На суде Теофану не давали говорить много, но хронист все же увековечил несколько его высказываний. Благо, писал он не для черни, - для небесной канцелярии: вдруг да не занесут чьего-нибудь благодеяния в Книгу Жизни, а хроника тут как тут: сделано доброе дело, и запись имеется. Суд и казнь моего героя в глазах хрониста были «бриллиантом среди благодеяний».

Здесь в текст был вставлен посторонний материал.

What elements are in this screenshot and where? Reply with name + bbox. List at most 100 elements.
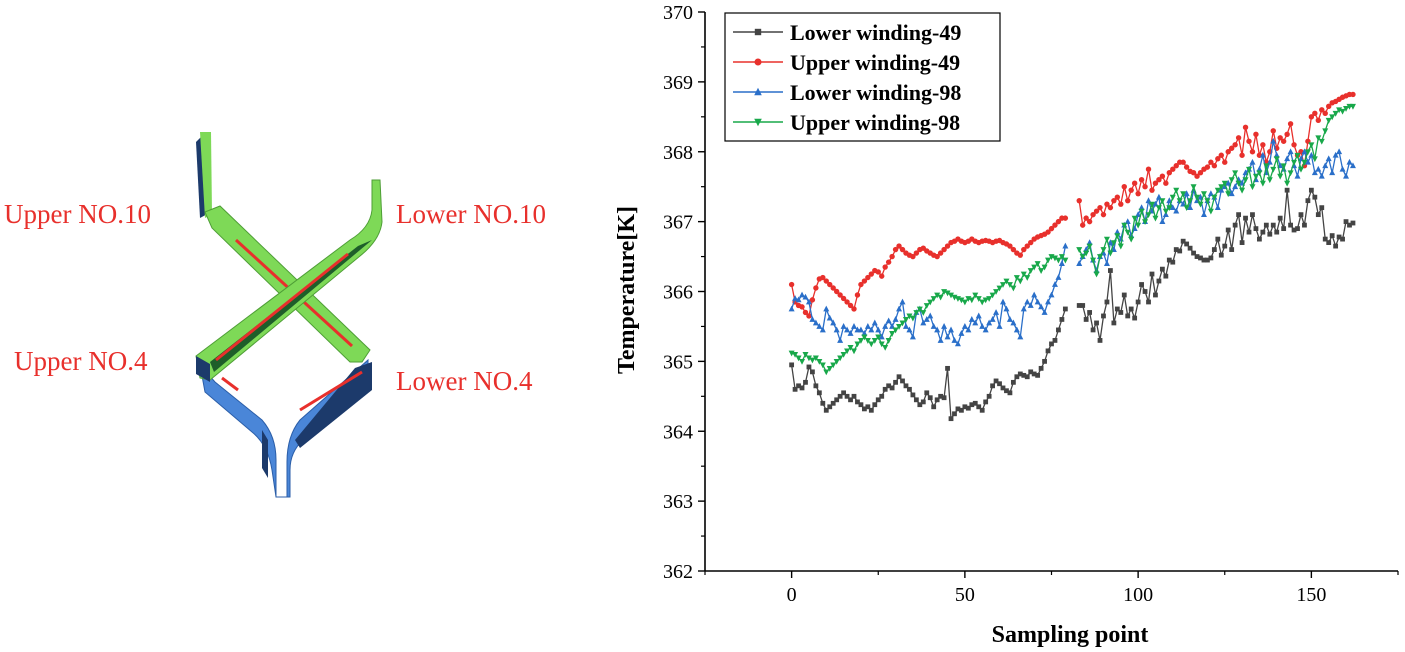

«Уста Теофана извергали многие мерзости, но не было больших, чем отрицание того, что Бог есть свет, могущество и истина. Говорил он еще, что Он не обладает бытием, но и не превосходит бытие, а сам оно и есть, целое, единое, такое, какое не есть ни какое сущее, ни не-сущее. И другие многие мерзости говорил еретик Теофан. А когда господин каноник Фальк вопросил его, верует ли он в Страшный Суд, Теофан впал в исступление, будто вспомнил такое что-то, о чем и думать забыл, а теперь вспомнил и, страхом охвачен, кается».

Рыдания Теофана приняли за признание вины и, как раскаявшегося, решили сжигать предварительно задушенным. Но Теофан отказался. Свои последние часы он провел в полном молчании, уставившись на пламя свечи, поставленной в отведенную ему келью после суда: «Глаз от свечи не отводил, видя в пламени огнь геенский, страхом Божиим пронизан». Когда за ним пришли, оказалось, что Теофан впал в забытье. Привести его в чувство не смогли, но и душить тоже не стали.

День выдался для ноября редкий – ясный, с легким ранним морозцем. Теофана привязали к столбу, воткнутому, казалось, не в помост, а в чистое бледно-голубое небо, и обложенному вязанками отсыревшего хвороста, местами еще сверкавшего инеем. Теофан по-прежнему был в забытьи. Он смотрел вдаль так, будто перед ним все еще горела свеча, будто там, перед ним, вообще был какой-то источник света. Дыхание его было редким и чуть заметным, сердцебиения нельзя было расслышать, даже приложив ухо к его тощей груди, но мускулатура была странно напряжена. На востоке (а привязан он был лицом на восток) всходило маленькое и блеклое ноябрьское солнце, но вряд ли он видел его.

Огонь разгорался неохотно и несколько раз гас вовсе. Но даже когда хворост, наконец, задымил по-хорошему, Теофан не шелохнулся. Голова его оставалась поднятой, а глаза – открытыми до тех пор, пока клубы дыма не скрыли все его тело из виду. По-видимому, он не успел задохнуться прежде, чем пламя добралось до его ног.